Fig. 45.—Tool for Flat Surface.
Fig. 46.—Tool for Concave Surface.
This is done by channeling or boring away pitch near the rim or center of the tool as the case may be. Fig. 46 shows a tool which has been thus treated so that the squares are progressively smaller near the periphery. Such a spacing tends to produce a concave surface from a flat tool or to increase the concavity from a curved one. Trimming down the squares towards the centre produces the opposite result.
Broadly, the principle is that the tool cuts the more in the areas where the contact surfaces are the greater. This is not wholly by reason of greater abrading surface, but also because where the contact is greater in area the pitch settles less, from the diminished pressure, thus increasing the effective contact.
Clearly the effect of trimming away is correlated with the form and length of stroke, and the temper of the pitch, and in fact it requires the wisdom of the serpent to combine these various factors so as to produce the perfectly uniform and regular action required in polishing. Now and then, at brief intervals, the operation is stopped to supply rouge and to avoid changing the conditions by the heat of friction. Especially must heating be looked out for in hand polishing of lenses which is often done with the glass uppermost for easier inspection of the work.
Polishing, if the fine grinding has been judiciously done is, for moderate sized surfaces, a matter of only a few hours. It proceeds quite slowly at first while the hills are being ground down and then rather suddenly comes up brilliantly as the polisher reaches the bottoms of the valleys. Large lenses and mirrors may require many days.
Now begins the final and extraordinarily delicate process of figuring. The lens or mirror has its appointed form as nearly as the most precise mechanical methods can tell—say down to one or two hundred-thousandths of an inch. From the optical standpoint the result may be thoroughly bad, for an error of a few millionths of an inch may be serious in the final performance.

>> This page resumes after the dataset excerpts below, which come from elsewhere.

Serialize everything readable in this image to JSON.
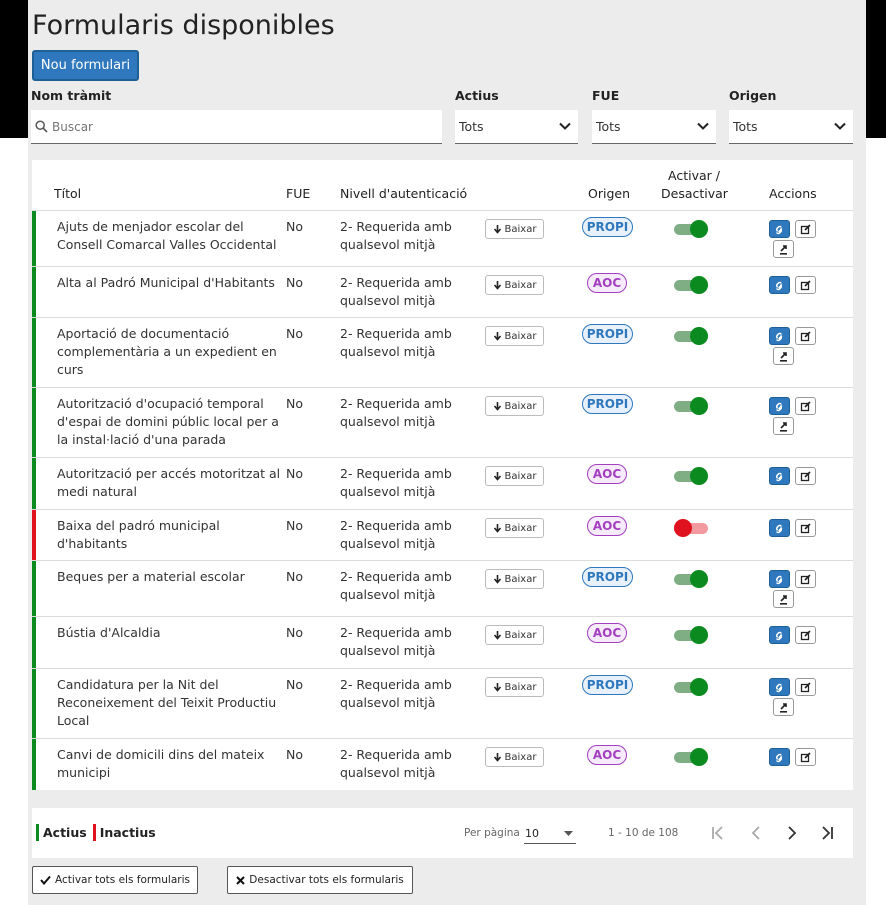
{
  "page": {
    "title": "Formularis disponibles",
    "new_button": "Nou formulari"
  },
  "filters": {
    "name_label": "Nom tràmit",
    "search_placeholder": "Buscar",
    "actius_label": "Actius",
    "actius_value": "Tots",
    "fue_label": "FUE",
    "fue_value": "Tots",
    "origen_label": "Origen",
    "origen_value": "Tots"
  },
  "table": {
    "headers": {
      "titol": "Títol",
      "fue": "FUE",
      "nivell": "Nivell d'autenticació",
      "origen": "Origen",
      "activar_1": "Activar /",
      "activar_2": "Desactivar",
      "accions": "Accions"
    },
    "download_label": "Baixar",
    "rows": [
      {
        "title_lines": [
          "Ajuts de menjador escolar del",
          "Consell Comarcal Valles Occidental"
        ],
        "fue": "No",
        "level_lines": [
          "2- Requerida amb",
          "qualsevol mitjà"
        ],
        "origin": "PROPI",
        "active": true,
        "extra_action": true
      },
      {
        "title_lines": [
          "Alta al Padró Municipal d'Habitants"
        ],
        "fue": "No",
        "level_lines": [
          "2- Requerida amb",
          "qualsevol mitjà"
        ],
        "origin": "AOC",
        "active": true,
        "extra_action": false
      },
      {
        "title_lines": [
          "Aportació de documentació",
          "complementària a un expedient en",
          "curs"
        ],
        "fue": "No",
        "level_lines": [
          "2- Requerida amb",
          "qualsevol mitjà"
        ],
        "origin": "PROPI",
        "active": true,
        "extra_action": true
      },
      {
        "title_lines": [
          "Autorització d'ocupació temporal",
          "d'espai de domini públic local per a",
          "la instal·lació d'una parada"
        ],
        "fue": "No",
        "level_lines": [
          "2- Requerida amb",
          "qualsevol mitjà"
        ],
        "origin": "PROPI",
        "active": true,
        "extra_action": true
      },
      {
        "title_lines": [
          "Autorització per accés motoritzat al",
          "medi natural"
        ],
        "fue": "No",
        "level_lines": [
          "2- Requerida amb",
          "qualsevol mitjà"
        ],
        "origin": "AOC",
        "active": true,
        "extra_action": false
      },
      {
        "title_lines": [
          "Baixa del padró municipal",
          "d'habitants"
        ],
        "fue": "No",
        "level_lines": [
          "2- Requerida amb",
          "qualsevol mitjà"
        ],
        "origin": "AOC",
        "active": false,
        "extra_action": false
      },
      {
        "title_lines": [
          "Beques per a material escolar"
        ],
        "fue": "No",
        "level_lines": [
          "2- Requerida amb",
          "qualsevol mitjà"
        ],
        "origin": "PROPI",
        "active": true,
        "extra_action": true
      },
      {
        "title_lines": [
          "Bústia d'Alcaldia"
        ],
        "fue": "No",
        "level_lines": [
          "2- Requerida amb",
          "qualsevol mitjà"
        ],
        "origin": "AOC",
        "active": true,
        "extra_action": false
      },
      {
        "title_lines": [
          "Candidatura per la Nit del",
          "Reconeixement del Teixit Productiu",
          "Local"
        ],
        "fue": "No",
        "level_lines": [
          "2- Requerida amb",
          "qualsevol mitjà"
        ],
        "origin": "PROPI",
        "active": true,
        "extra_action": true
      },
      {
        "title_lines": [
          "Canvi de domicili dins del mateix",
          "municipi"
        ],
        "fue": "No",
        "level_lines": [
          "2- Requerida amb",
          "qualsevol mitjà"
        ],
        "origin": "AOC",
        "active": true,
        "extra_action": false
      }
    ]
  },
  "footer": {
    "legend_active": "Actius",
    "legend_inactive": "Inactius",
    "per_page_label": "Per pàgina",
    "per_page_value": "10",
    "range_text": "1 - 10 de 108"
  },
  "bulk": {
    "activate_all": "Activar tots els formularis",
    "deactivate_all": "Desactivar tots els formularis"
  },
  "colors": {
    "active_green": "#0b8a1f",
    "inactive_red": "#e0121f",
    "propi_blue": "#2f78bd",
    "aoc_purple": "#a43fc0",
    "primary_blue": "#2f78bd"
  }
}
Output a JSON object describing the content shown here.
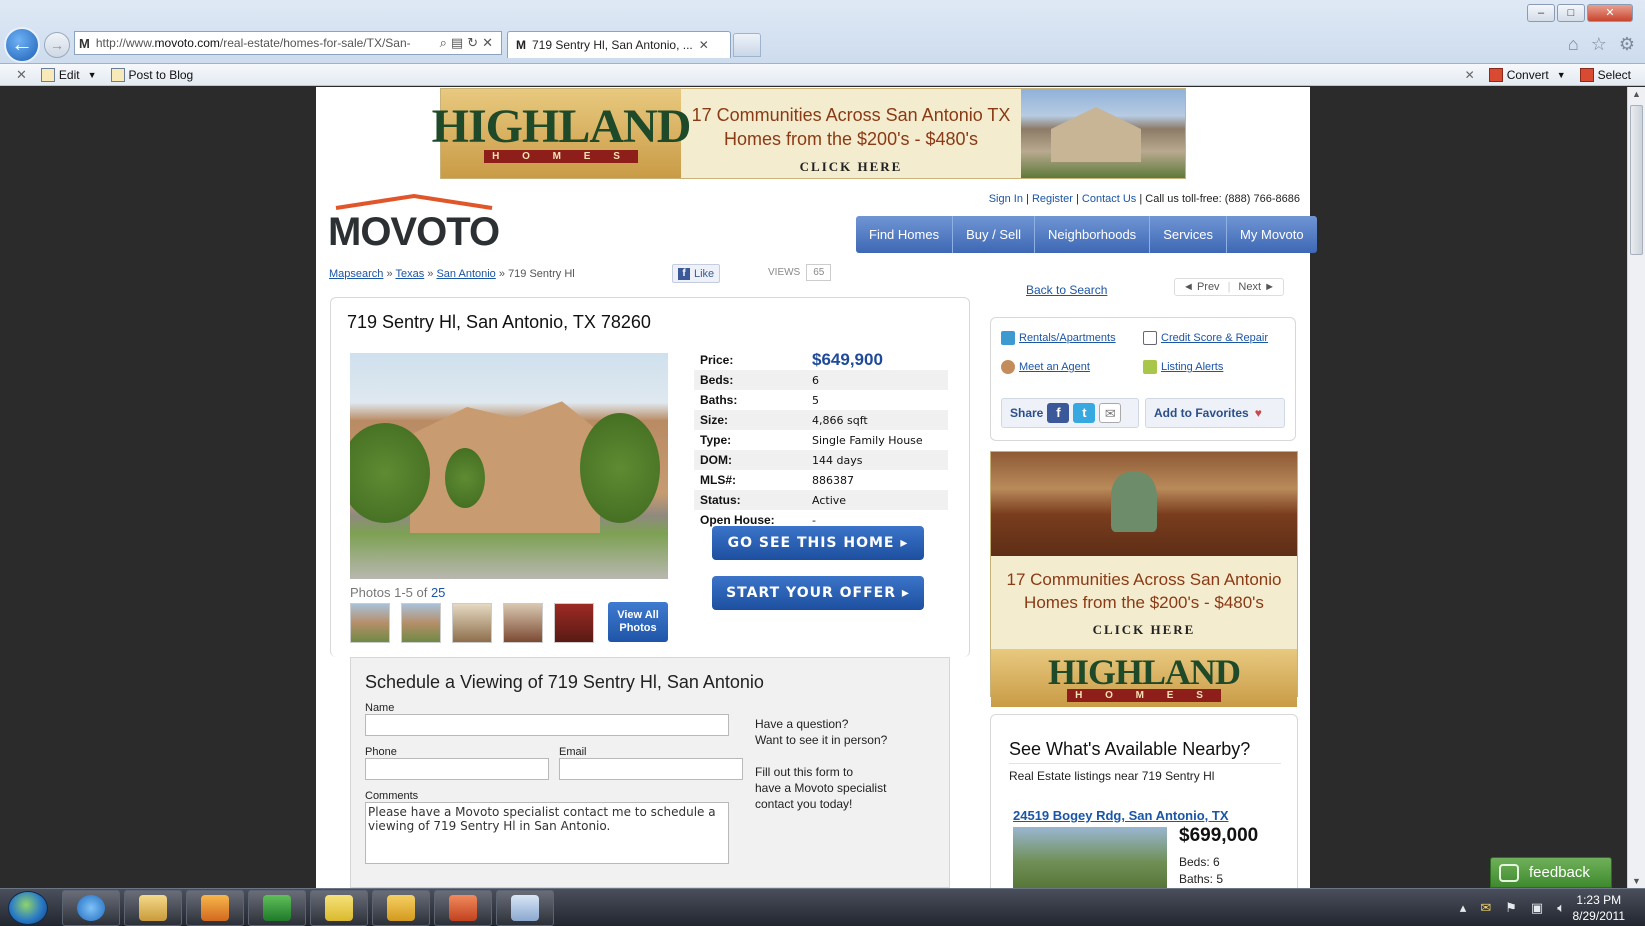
{
  "browser": {
    "url_prefix": "http://www.",
    "url_domain": "movoto.com",
    "url_path": "/real-estate/homes-for-sale/TX/San-",
    "tab_title": "719 Sentry Hl, San Antonio, ...",
    "tab_favicon": "M",
    "commands": {
      "edit": "Edit",
      "post_to_blog": "Post to Blog",
      "convert": "Convert",
      "select": "Select"
    }
  },
  "banner_ad": {
    "brand": "HIGHLAND",
    "sub": "H O M E S",
    "line1": "17 Communities Across San Antonio TX",
    "line2": "Homes from the $200's - $480's",
    "cta": "CLICK HERE"
  },
  "header": {
    "logo": "MOVOTO",
    "util": {
      "sign_in": "Sign In",
      "register": "Register",
      "contact": "Contact Us",
      "toll_free": "Call us toll-free: (888) 766-8686",
      "sep": "|"
    },
    "nav": [
      "Find Homes",
      "Buy / Sell",
      "Neighborhoods",
      "Services",
      "My Movoto"
    ]
  },
  "breadcrumb": {
    "mapsearch": "Mapsearch",
    "state": "Texas",
    "city": "San Antonio",
    "current": "719 Sentry Hl",
    "sep": "»"
  },
  "social": {
    "like": "Like",
    "views_label": "VIEWS",
    "views_count": "65"
  },
  "listing": {
    "title": "719 Sentry Hl, San Antonio, TX 78260",
    "photos_caption": "Photos 1-5 of",
    "photos_total": "25",
    "view_all": "View All Photos",
    "facts": [
      {
        "label": "Price:",
        "value": "$649,900"
      },
      {
        "label": "Beds:",
        "value": "6"
      },
      {
        "label": "Baths:",
        "value": "5"
      },
      {
        "label": "Size:",
        "value": "4,866 sqft"
      },
      {
        "label": "Type:",
        "value": "Single Family House"
      },
      {
        "label": "DOM:",
        "value": "144 days"
      },
      {
        "label": "MLS#:",
        "value": "886387"
      },
      {
        "label": "Status:",
        "value": "Active"
      },
      {
        "label": "Open House:",
        "value": "-"
      }
    ],
    "cta_see": "GO SEE THIS HOME",
    "cta_offer": "START YOUR OFFER"
  },
  "schedule": {
    "title": "Schedule a Viewing of 719 Sentry Hl, San Antonio",
    "name_label": "Name",
    "phone_label": "Phone",
    "email_label": "Email",
    "comments_label": "Comments",
    "comments_value": "Please have a Movoto specialist contact me to schedule a viewing of 719 Sentry Hl in San Antonio.",
    "side_q1": "Have a question?",
    "side_q2": "Want to see it in person?",
    "side_p1": "Fill out this form to",
    "side_p2": "have a Movoto specialist",
    "side_p3": "contact you today!"
  },
  "sidebar": {
    "back_to_search": "Back to Search",
    "prev": "◄ Prev",
    "next": "Next ►",
    "tools": {
      "rentals": "Rentals/Apartments",
      "credit": "Credit Score & Repair",
      "agent": "Meet an Agent",
      "alerts": "Listing Alerts"
    },
    "share": "Share",
    "add_fav": "Add to Favorites"
  },
  "side_ad": {
    "line1": "17 Communities Across San Antonio",
    "line2": "Homes from the $200's - $480's",
    "cta": "CLICK HERE",
    "brand": "HIGHLAND",
    "sub": "H O M E S"
  },
  "nearby": {
    "title": "See What's Available Nearby?",
    "subtitle": "Real Estate listings near 719 Sentry Hl",
    "item_address": "24519 Bogey Rdg, San Antonio, TX",
    "item_price": "$699,000",
    "item_beds": "Beds: 6",
    "item_baths": "Baths: 5"
  },
  "feedback": "feedback",
  "taskbar": {
    "time": "1:23 PM",
    "date": "8/29/2011"
  },
  "colors": {
    "nav_blue": "#4a74c0",
    "price_blue": "#1f4a9a",
    "link_blue": "#1b55a6",
    "logo_orange": "#e0562a",
    "feedback_green": "#4f9a3c"
  }
}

The periphery may be by such an amount longer or shorter in radius than it should be, or there may be an intermediate zone that has gone astray. In case of a mirror the original polishing is generally intended to leave a spherical surface which must be converted into a paraboloidal one by a change in curvature totalling only a few hundred-thousandths of an inch and seriously affected by much smaller variations.